Publication information
- Publisher: Universal Press Syndicate
- Created by: Garry Trudeau

= Roland Hedley =

Roland Burton Hedley, III is a fictional character in the comic strip Doonesbury by Garry Trudeau, inspired by the on-air style of the veteran US reporter Sam Donaldson.

Hedley is a journalist who covers sports at the Saigon bureau for Time and, once called back, is commissioned to write an article about Walden Commune, where most of the strip's characters live during the 1970s. They fill his head with a lot of nonsense, convincing him that the hippie movement is coming back and that they represent a national trend. He is even convinced that Zonker's lilacs are marijuana plants.

Later he resurfaces in the strip as a television reporter for ABC News. By this point he has developed an extraordinarily large ego, which remains his defining trait to this day. He is a sensationalist, willing to stretch the truth and say anything that would further his career. Often he is sent on dangerous assignments, and it is implied that his superiors send him on these intentionally, hoping get rid of him. He plays along, knowing that the danger of his job will earn him higher ratings.

As a result, he has covered many of the dangerous political developments of the last 30 years, although he often greatly exaggerates the danger he personally faces in order to boost his ego. Any news story, no matter how important, can get sidetracked when he begins to talk about his three Emmys, his high ratings, his date with Christiane Amanpour, and so forth.

His most surreal appearances are two trips into the brain of Ronald Reagan, first to try to comprehend what the then presidential candidate was thinking during the 1980 presidential election, and then to try to unlock his memories of the Iran Contra Affair. Reagan's brain is depicted as decayed, calcified, and unable to process thoughts and memories, mocking Reagan's old age. It also contains a subconscious inhabited by a persona of Nancy Reagan called the "She-Mommy," a fornix filled with memories of “an idyllic America, with 5-cent cokes, Burma-Shave signs, and hard-working white people,” and a visual cortex which instead of viewing time normally "is only able to see backwards, through a rose-colored mist.” The story arcs were one of the most iconic and controversial strips in the history of Doonesbury, with many newspaper editors and critics characterizing them as mean-spirited. Trudeau revived the idea in a 2019 strip in which Hedley enters the brain of Donald Trump in a tour culminating with a visit to Trump's amygdala, which is portrayed as a literal echo chamber that amplifies conspiracy theories and caves in when Hedley shouts "Soros" into it.

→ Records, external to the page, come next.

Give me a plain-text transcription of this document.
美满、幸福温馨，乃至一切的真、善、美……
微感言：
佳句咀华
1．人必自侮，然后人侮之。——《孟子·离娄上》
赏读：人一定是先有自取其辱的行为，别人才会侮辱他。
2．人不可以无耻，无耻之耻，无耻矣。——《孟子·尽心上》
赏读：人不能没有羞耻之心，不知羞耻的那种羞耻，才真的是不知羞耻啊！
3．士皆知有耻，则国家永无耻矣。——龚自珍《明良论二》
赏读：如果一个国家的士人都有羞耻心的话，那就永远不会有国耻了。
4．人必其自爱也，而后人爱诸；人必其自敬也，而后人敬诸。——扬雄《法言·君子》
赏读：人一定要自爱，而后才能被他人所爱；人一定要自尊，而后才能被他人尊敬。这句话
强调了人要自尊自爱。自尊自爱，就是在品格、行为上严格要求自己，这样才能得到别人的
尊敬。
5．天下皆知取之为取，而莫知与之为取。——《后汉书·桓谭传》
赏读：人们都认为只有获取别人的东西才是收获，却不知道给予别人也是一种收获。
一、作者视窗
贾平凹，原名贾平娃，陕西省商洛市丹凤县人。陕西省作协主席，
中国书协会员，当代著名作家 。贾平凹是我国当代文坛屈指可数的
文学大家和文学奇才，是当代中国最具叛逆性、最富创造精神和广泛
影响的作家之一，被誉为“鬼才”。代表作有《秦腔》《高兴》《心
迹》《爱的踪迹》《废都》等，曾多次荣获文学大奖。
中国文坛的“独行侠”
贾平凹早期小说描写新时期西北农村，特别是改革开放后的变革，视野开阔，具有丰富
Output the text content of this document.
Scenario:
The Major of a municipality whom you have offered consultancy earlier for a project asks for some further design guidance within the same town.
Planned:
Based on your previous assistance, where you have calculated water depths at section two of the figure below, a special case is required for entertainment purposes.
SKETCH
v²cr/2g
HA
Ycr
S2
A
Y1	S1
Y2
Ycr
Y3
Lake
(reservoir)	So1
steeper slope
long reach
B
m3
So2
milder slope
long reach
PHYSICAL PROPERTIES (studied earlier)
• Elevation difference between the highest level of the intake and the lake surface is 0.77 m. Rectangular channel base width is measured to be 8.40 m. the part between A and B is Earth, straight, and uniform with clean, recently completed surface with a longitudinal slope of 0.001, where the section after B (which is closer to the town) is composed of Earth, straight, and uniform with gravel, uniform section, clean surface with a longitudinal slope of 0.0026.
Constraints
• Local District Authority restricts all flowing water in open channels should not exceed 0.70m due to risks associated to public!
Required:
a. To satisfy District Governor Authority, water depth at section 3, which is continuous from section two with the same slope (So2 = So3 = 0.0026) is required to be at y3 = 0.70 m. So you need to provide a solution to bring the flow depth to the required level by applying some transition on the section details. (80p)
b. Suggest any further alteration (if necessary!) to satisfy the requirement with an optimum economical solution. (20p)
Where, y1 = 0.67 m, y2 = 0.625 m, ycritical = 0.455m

After leaving ABC, Hedley works a brief stint as "chief content provider" for Yap!com, but goes back to television when the site is downsized by the AOL-Time Warner merger. He then works for CNN and later for Fox News. In this post he gets in trouble with his fellow journalists Rick Redfern and Mark Slackmeyer when they find out that he is taking bribes from the White House in order to give them "softballs" at press conferences. He ceases to do so, and his colleagues decide not to blow the whistle on him. In March 2009 he begins to tweet and that October Trudeau published My Shorts R Bunching. Thoughts?: The Tweets of Roland Hedley, the first collection of tweets from a single author. The Twitter account was closed in 2010, but Roland begins tweeting again a few weeks before the 2017 inauguration of Donald Trump.

In 2009 Fox news attempts to fire him as the High Definition format shows his facial skin in a gruesome way. He survives the attempt after threatening to sue his employers for discrimination against his allegedly work-related disability.

Over the history of the comic strip, this character's name has been given as Roland Hedley Burton Jr, Roland Burton Hedley, Jr. and Roland Burton Hedley III. The Washington Posts website at Doonesbury.com uses the last of these, although as recently as July 12, 2008 he identified himself as "Junior." Hedley's three names evoke the preppie "last name as first name" aura and may have been taken from names on the masthead of Time—Los Angeles Correspondent Roland Flamini, Boston Bureau Chief Sandra Burton and Editor-in-Chief Hedley Donovan.